Я вздрогнул:
– Чего?
– Того! Сам не чувствуешь?
– Нет. – Для пущей убедительности я покачал головой. – Нам, по-моему, чётко дали понять, что оттуда лучше держаться подальше.
– Ты там не проходишь даже?
– Нет, конечно!
– Ну и дурень. Я думала, до тебя тоже дошло. Виталий, вот, понял.
– Что понял-то? – поморщился я.
Лена отхлебнула чая, поморщилась и поставила кружку.
– Ему плевать, когда мы просто там ходим. Ему не нравится, когда мы бегаем.
– Чушь, – сказал я.
– Сам смотри. Ты тут сколько живёшь?
– Ну, лет пять, наверное.
– Вот, и я – год. Виталий родился тут вообще. И мы ни разу, ни разу не встретились! Никогда и нигде, кроме как на этом стадионе. Нас как будто кто-то свёл вместе там.
– Угу, свёл, а потом – выгнал, – кивнул я.

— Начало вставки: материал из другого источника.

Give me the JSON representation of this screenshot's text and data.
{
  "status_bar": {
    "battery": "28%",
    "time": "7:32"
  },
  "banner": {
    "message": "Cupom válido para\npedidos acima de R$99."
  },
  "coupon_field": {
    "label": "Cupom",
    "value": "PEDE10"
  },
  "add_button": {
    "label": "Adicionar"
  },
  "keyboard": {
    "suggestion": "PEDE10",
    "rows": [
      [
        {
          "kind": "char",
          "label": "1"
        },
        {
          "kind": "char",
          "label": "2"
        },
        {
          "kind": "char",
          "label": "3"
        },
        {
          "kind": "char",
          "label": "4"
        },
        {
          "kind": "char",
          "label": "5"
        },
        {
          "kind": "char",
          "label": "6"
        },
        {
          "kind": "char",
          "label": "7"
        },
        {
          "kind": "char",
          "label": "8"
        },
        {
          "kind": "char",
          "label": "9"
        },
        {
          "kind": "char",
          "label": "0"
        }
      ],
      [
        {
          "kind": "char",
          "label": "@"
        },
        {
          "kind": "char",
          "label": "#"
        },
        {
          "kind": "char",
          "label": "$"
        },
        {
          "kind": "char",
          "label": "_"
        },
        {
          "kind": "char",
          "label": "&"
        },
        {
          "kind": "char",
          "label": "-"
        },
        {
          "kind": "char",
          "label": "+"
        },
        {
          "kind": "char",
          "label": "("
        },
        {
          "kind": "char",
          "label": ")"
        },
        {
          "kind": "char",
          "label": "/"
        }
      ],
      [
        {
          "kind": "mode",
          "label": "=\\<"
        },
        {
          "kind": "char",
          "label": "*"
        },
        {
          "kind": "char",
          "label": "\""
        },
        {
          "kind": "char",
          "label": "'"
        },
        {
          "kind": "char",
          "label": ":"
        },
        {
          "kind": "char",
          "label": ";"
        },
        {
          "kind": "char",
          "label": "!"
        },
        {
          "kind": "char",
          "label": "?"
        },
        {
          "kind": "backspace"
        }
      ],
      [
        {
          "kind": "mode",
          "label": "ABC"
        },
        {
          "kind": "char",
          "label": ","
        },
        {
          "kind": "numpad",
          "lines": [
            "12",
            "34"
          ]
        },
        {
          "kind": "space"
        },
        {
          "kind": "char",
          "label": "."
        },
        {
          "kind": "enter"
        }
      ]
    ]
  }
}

Лена помялась, явно собираясь сказать что-то глубоко личное. Наконец, выдавила:
– Было ведь хорошо, правда?
Я вспомнил тот день, когда Виталий фотографировал её. Вспомнил наше пари на батончики, беззлобные переругивания. Пожалуй, да. Сейчас всё это вспоминается, как какой-то потерянный рай. Что-то мы втроём находили друг в друге там, на этой беговой дорожке. Что-то, чего не могли найти нигде больше.
– Может быть, – сказал я нехотя. – Но я туда больше не вернусь. И тебе не советую, если жизнь дорога. Руки-то как?
Лена показала ладони. Неглубокие ранки почти затянулись.